破産管財人が財産処分をして財産を現金化。それを債権者へと分けられます。そこから破産者の財産調査のため、破産者・破産管財人・弁護士の3者で「管財人面接」をします。
なお債権者集会は自己破産手続の開始決定から3ヶ月ほどが経つと開催。破産管財人から出席者(債権者)へ、事件詳細・配当見込みの共有報告を受けます。
STEP⑤免責決定
免責許可の前に裁判所へ弁護士と出頭して面接をします。このときに不明点や誤りなどがあれば対応してくれます。
面接が終わって2週間が経って裁判所から免責許可決定をもらえたら、ここで自己破産手続きは終了。
そして裁判所から免責許可の決定を受ければ、借金の返済義務が免除されます。借金の免除を受けられます。
書類不備など一部理由で免責不許可に終わるケースもありますが、約95%の確率で免責許可になりますよ。
自己破産後の生活に関するよくある質問
ここでは自己破産後の生活に関するよくある質問をまとめます。
自己破産後は選挙権を剥奪されますか?
自己破産をしても、選挙権が奪われることはないですので安心してください。
それに被選挙権にも影響しないため立候補もできますよ。
自己破産後に生活保護受給はできますか?
自己破産後での、生活保護受給は可能です。受給条件への抵触がないため、問題なく活用できます。
ただし生活保護費から借金返済をしているとバレれば、不正受給と見なされかねません。
生活保護は最低限の生活保障・自立助長を目的とした制度。

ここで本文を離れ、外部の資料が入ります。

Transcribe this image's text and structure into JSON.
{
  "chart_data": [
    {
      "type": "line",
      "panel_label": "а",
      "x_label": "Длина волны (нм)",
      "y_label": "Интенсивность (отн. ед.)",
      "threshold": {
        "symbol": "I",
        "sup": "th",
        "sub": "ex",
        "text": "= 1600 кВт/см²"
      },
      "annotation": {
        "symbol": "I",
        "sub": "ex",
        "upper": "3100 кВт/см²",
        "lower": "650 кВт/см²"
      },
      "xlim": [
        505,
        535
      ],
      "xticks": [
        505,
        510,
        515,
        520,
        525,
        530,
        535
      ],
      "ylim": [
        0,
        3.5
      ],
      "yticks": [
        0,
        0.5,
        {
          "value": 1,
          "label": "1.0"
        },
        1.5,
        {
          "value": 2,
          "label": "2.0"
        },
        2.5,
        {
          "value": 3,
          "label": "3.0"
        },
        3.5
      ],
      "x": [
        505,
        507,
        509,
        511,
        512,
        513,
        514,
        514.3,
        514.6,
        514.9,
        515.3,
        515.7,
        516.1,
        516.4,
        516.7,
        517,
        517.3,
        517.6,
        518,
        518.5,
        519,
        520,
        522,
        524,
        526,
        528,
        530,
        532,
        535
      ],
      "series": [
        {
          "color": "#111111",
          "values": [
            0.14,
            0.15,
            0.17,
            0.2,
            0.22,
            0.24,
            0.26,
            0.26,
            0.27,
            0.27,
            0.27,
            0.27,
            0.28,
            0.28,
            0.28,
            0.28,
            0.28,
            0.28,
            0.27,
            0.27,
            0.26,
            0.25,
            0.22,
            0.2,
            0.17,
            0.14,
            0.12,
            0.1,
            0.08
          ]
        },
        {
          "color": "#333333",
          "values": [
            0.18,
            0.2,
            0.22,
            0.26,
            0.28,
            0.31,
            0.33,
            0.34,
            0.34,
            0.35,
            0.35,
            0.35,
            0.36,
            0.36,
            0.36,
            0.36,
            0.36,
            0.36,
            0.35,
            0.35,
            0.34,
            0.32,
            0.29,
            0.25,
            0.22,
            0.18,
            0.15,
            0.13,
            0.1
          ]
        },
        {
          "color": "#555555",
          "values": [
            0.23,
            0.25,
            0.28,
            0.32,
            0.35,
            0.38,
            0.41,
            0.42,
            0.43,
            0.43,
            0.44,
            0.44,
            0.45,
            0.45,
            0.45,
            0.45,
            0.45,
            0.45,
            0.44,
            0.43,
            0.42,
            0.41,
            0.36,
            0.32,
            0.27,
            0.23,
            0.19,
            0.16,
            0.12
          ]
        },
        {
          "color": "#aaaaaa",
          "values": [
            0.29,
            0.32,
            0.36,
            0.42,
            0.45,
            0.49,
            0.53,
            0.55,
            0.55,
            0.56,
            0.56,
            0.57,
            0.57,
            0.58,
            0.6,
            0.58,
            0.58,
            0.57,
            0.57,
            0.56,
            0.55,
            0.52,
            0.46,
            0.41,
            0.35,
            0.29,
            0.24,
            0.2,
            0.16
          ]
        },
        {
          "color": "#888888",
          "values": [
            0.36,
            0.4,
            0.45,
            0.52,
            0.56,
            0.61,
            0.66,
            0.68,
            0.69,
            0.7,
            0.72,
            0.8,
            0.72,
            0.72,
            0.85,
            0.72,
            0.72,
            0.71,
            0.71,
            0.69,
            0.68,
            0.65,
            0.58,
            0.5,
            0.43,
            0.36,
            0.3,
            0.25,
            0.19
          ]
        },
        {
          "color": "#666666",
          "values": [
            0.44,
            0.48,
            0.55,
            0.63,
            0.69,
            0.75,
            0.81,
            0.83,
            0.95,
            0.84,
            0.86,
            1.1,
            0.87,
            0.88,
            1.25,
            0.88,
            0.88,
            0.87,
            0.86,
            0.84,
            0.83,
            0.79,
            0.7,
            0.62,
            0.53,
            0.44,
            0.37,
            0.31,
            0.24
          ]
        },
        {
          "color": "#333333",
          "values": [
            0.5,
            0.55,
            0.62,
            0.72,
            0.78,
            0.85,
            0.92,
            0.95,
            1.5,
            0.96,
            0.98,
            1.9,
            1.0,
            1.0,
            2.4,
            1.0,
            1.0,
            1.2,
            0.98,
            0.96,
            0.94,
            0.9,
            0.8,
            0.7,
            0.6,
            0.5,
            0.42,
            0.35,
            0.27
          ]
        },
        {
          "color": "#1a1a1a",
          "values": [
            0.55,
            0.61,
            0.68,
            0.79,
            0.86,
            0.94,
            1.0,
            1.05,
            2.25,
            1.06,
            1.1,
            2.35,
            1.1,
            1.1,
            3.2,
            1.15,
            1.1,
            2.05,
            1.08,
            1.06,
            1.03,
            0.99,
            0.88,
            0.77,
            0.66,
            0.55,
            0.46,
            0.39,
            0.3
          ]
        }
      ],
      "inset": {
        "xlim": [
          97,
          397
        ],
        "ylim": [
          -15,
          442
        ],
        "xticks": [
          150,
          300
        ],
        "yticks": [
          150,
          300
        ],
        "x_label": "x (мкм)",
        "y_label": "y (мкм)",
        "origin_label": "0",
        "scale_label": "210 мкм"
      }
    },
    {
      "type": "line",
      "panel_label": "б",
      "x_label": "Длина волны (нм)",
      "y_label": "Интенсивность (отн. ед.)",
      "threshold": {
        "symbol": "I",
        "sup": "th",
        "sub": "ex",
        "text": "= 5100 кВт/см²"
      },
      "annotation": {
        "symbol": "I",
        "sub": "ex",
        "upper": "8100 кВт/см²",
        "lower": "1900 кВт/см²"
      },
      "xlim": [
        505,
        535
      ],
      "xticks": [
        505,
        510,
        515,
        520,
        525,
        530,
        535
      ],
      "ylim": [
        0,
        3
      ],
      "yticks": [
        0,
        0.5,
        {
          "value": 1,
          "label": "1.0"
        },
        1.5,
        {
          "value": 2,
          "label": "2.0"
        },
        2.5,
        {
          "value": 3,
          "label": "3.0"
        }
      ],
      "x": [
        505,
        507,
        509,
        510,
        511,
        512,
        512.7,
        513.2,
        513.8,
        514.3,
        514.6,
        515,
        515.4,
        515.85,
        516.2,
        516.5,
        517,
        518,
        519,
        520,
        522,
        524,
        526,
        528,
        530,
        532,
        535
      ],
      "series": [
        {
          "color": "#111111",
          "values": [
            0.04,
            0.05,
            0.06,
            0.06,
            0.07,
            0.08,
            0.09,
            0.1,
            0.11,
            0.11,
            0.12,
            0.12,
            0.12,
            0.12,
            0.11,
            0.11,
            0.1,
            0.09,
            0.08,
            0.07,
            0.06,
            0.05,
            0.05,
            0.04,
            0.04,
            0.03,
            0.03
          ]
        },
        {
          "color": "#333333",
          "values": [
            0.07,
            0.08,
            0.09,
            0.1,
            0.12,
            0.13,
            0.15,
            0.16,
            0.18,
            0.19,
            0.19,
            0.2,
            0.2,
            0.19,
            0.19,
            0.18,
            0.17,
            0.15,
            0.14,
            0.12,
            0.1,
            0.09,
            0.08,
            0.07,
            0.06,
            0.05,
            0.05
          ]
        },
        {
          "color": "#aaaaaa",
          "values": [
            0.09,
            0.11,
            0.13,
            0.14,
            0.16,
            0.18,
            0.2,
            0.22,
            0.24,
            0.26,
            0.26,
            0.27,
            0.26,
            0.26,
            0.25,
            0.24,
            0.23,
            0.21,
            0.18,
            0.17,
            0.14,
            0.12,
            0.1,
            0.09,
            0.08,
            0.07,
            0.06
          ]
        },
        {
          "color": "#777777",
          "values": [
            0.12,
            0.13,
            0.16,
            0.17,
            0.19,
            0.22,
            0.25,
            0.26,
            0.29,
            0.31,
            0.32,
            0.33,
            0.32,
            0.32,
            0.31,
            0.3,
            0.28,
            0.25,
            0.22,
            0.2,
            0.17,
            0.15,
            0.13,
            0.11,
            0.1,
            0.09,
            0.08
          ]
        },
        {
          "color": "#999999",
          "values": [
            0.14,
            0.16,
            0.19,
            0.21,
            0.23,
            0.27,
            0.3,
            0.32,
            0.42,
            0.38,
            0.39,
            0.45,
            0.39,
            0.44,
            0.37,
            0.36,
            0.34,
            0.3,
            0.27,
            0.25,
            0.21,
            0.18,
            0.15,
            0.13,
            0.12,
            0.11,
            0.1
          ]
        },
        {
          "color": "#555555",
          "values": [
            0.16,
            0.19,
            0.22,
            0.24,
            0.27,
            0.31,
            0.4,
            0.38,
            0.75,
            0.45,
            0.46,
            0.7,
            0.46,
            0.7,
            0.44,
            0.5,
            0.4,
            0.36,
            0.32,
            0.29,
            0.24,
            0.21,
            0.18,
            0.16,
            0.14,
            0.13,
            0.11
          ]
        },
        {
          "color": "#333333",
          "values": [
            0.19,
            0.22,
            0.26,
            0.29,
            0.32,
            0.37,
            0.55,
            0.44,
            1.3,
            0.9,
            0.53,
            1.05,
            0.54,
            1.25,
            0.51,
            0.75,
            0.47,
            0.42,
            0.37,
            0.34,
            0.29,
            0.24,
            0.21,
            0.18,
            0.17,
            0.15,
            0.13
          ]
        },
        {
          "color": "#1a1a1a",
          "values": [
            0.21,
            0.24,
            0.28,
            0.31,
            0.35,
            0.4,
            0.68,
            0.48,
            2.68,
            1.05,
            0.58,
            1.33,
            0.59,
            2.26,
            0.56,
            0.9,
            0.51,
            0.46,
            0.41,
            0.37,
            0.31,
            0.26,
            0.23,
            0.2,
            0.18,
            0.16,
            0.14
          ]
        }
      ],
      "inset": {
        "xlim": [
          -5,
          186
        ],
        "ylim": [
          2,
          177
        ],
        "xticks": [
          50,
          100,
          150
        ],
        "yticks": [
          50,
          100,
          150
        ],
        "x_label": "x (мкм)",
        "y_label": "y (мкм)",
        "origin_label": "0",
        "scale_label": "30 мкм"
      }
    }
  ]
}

発覚すれば、給付金返還・徴収金支払いの要求を受けることでしょう。
自己破産後の貯金は差し押さえられますか?
自己破産をしてから貯金はできます。手続きを終えても差し押さえには遭いませんので安心してください。
ですが自己破産後に20万円以上の預金・貯金の一部は処分対象になるため、その点には注意しましょう。
20万円未満の預貯金は、生活再建での必要分として所有が許されていますよ。
自己破産後でも結婚はできますか?
自己破産をしても、その後から結婚できます。自己破産から結婚への直接的な影響はないです。
ただし住宅ローン・マイカーローンを組めなくなるなど、結婚生活において支障が出る場面は出てきてしまいますね。
自己破産後に起業はできますか?
自己破産後に起業も可能です。「自己破産をしたら起業できない」なんてことはないです。
ですが起業しにくくはなってしまいます。自己破産後は融資を受けにくくなりますから、資金調達で引っかかってしまうことでしょう。
なお融資を通じ、廃業歴のある人に向けた再挑戦支援資金(再チャレンジ支援融資)という融資制度があります。
この制度は創業に再チャレンジする人をサポートするべくできたものですから、自己破産後にも融資を受けられる可能性があります。
まとめ~自己破産後の生活を押さえておこう~
今回は自己破産後の生活について、詳しく解説してきました。改めて内容をまとめると、以下の通りです。
自己破産後の生活への影響
- 財産の処分
- ブラックリストへの掲載
- 官報への掲載
- 一部資格・職業への制限
- 借金が0円になる
自己破産後の生活はほぼいつも通りになるケースが多いとはいえ、こうした影響が大ダメージとなる 方もいることでしょう。
自己破産の選択をするべきかどうかは弁護士をはじめとした専門家とも相談し、適切な選択をしてくださいね。